Sto studiando e mi piace. Riuscire a parlare con la gente, farsi capire. E’ piacevole. Sto rivivendo le fasi della vita. Inizio a parlare con delle frasi che iniziano e finiscono e gli altri rispondono quindi, hanno capito. E’ piacevole, cazzo se è piacevole. Non me ne importa nulla di quello di cui sto parlando e della risposta che ho ricevuto. Ho iniziato un discorso in inglese, ma ve ne rendete conto. Si, l’ho solo iniziato, ma da qualche parte bisognera’ pur cominciare.

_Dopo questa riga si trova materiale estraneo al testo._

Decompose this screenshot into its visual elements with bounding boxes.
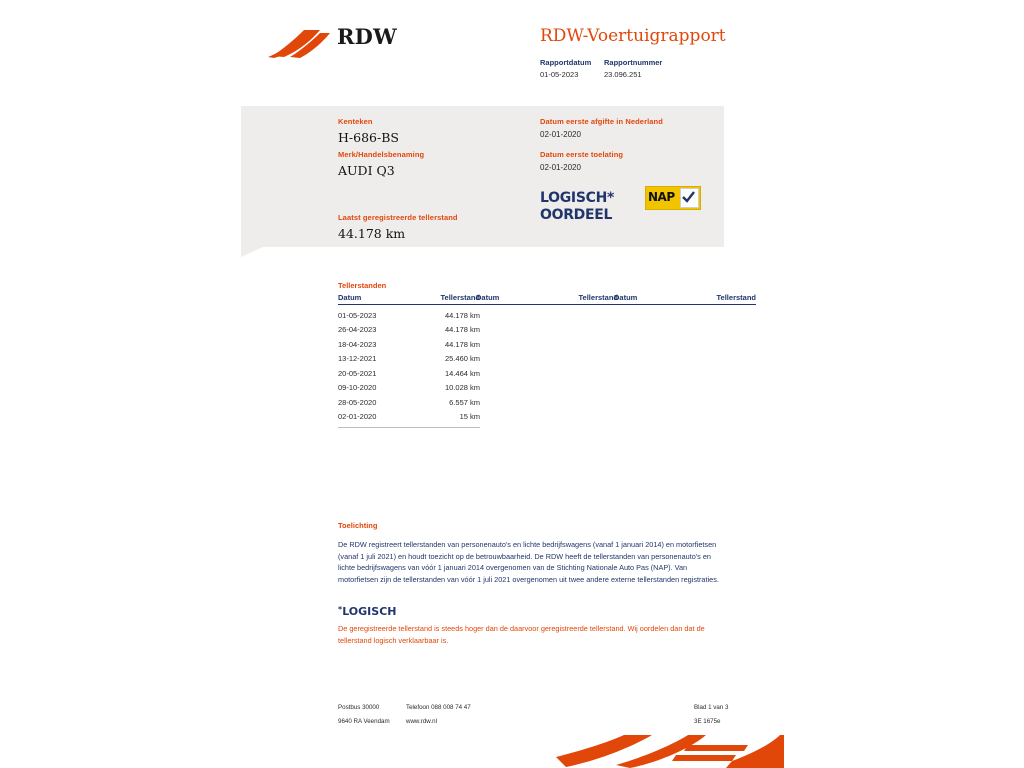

Per il boxing day, che è il corrispondente del nostro Santo Stefano, qui ne approfittano per fare sconti molto vantaggiosi e quindi ne ho approfittato per acquistare il mio primo libro in Inglese. Il libro è l’autobiografia di Steve Jobs di Walter Isaacson.
 Sono alle prime pagine ma mi ci trovo bene così ho deciso di fermarmici per un pò.